Los privilegios económicos de esta unidad atrajeron a soldados con sus propios intereses comerciales y sociales, que intentaron interferir en cuestiones políticas en pos de su lucro personal, al tiempo que la vieja guardia de jenízaros intentaba salvar la esencia de esta unidad a través de su influencia sobre el sultán, visto cada vez menos como un padre de la infantería. Como resultado de estos cambios políticos, los jenízaros se convirtieron en el siglo XVII en un poder de facto, al que tener en cuenta durante los periodos de sucesión al trono y que ejercía una autonomía total.
El primer gran choque entre el sultán y los jenízaros se produjo, en 1622, cuando Osmán II inició una serie de reformas para reducir el poder de esta unidad. Según el historiador jenízaro Tugi, el sultán quiso incluso sustituirles por un nuevo cuerpo de arcabuceros procedentes de Anatolia, de modo que los soldados ejecutaron al monarca y elevaron al trono a Mustafá I. En 1648, el sultán Ibrahim I también fue depuesto y encarcelado por los jenízaros ante la corrupción generalizada del gobierno y la incapacidad de la Sublime Puerta de pagar sus sueldos.

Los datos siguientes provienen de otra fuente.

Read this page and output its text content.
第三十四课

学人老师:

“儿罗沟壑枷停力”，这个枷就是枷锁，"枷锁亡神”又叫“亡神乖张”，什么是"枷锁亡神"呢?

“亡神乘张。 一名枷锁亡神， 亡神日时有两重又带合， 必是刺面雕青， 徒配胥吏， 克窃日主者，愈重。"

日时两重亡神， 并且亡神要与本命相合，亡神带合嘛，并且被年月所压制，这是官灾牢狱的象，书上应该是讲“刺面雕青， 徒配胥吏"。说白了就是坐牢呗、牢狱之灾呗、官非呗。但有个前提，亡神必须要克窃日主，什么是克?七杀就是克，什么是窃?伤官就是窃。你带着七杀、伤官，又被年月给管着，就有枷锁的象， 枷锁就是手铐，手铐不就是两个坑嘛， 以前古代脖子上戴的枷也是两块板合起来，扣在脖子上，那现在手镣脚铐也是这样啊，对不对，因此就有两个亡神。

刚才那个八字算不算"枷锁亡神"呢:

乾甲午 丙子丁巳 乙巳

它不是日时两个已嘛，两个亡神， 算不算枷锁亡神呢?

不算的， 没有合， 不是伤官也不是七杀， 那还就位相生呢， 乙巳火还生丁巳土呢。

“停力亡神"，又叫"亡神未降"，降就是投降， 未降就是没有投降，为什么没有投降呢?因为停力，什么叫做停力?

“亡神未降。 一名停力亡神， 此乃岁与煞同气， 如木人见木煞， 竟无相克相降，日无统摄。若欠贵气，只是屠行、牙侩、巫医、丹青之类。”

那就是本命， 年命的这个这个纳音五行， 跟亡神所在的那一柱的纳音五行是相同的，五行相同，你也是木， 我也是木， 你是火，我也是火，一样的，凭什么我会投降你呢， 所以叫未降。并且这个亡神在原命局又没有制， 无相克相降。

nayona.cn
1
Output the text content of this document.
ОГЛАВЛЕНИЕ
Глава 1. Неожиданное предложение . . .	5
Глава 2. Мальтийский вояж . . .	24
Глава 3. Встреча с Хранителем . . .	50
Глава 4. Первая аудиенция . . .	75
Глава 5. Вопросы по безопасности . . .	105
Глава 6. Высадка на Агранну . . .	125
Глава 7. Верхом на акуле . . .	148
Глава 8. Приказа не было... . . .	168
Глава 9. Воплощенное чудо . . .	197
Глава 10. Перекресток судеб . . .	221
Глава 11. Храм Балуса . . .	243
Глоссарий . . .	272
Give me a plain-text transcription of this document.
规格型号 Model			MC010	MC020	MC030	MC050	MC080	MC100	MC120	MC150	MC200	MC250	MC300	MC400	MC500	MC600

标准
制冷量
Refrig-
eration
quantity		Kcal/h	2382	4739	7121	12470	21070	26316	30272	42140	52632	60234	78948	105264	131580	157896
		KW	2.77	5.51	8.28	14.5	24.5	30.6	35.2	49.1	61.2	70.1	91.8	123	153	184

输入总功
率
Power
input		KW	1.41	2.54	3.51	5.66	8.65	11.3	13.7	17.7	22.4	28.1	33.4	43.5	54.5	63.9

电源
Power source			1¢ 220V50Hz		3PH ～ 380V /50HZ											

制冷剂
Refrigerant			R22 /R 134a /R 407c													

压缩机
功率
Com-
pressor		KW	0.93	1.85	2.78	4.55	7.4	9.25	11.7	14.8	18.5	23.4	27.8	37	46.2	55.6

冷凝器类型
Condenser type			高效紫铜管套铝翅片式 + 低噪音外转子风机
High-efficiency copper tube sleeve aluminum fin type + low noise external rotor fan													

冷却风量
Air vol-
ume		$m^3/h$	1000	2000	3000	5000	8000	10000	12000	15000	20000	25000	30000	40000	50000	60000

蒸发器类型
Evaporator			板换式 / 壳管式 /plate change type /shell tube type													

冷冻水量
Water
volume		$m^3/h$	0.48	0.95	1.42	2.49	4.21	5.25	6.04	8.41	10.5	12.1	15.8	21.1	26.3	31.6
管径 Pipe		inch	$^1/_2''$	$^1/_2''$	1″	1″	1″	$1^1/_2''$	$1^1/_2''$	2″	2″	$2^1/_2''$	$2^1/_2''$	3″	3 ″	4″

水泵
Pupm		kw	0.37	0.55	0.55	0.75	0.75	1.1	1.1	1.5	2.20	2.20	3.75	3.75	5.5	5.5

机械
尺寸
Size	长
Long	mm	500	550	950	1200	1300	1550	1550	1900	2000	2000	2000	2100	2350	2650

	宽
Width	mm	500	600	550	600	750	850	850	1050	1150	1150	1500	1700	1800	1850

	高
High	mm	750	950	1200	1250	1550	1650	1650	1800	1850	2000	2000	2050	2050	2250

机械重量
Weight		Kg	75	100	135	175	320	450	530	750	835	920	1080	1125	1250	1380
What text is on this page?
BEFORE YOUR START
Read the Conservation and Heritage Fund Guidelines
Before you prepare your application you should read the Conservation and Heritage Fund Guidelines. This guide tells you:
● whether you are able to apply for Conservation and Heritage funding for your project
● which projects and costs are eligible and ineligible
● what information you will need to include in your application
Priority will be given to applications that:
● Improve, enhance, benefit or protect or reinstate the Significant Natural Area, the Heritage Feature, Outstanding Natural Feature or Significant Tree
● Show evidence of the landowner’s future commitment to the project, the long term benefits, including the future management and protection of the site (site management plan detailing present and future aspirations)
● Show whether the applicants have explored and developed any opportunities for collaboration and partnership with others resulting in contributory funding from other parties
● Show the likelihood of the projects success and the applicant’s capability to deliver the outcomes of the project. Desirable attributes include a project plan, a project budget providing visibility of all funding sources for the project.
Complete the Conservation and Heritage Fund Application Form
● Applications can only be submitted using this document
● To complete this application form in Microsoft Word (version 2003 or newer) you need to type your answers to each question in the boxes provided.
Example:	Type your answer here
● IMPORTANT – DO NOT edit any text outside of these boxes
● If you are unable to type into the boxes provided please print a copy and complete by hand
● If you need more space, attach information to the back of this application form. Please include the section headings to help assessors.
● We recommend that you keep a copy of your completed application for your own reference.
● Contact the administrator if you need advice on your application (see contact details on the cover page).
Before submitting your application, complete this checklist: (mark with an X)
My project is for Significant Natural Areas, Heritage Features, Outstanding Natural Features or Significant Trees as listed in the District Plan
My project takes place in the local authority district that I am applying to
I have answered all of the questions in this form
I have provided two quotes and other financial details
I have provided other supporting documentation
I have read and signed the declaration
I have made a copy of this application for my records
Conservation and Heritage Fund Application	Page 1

Para entonces los jenízaros eran ya más un gremio o un subgrupo social, siempre enemistado con otras partes del ejército, que una unidad de infantería más. Su principal preocupación eran ellos mismos, y que sus hijos conservaran sus privilegios.
La eficacia militar de los jenízaros fue cuesta abajo coincidiendo con este proceso de desinterés por el devenir del Imperio otomano. Hacia 1826, los jenízaros fueron disueltos y desbandados violentamente por el sultán Mahmud II en el llamado Incidente Afortunado, que suprimió por la fuerza a esta tropa tras siglos de corrupción, abusos políticos y, en sus últimos años, derrotas militares. Sus cuarteles fueron bombardeados, mientras los jenízaros eran masacrados por las calles. Los supervivientes se exiliaron a las provincias más lejanas del Imperio.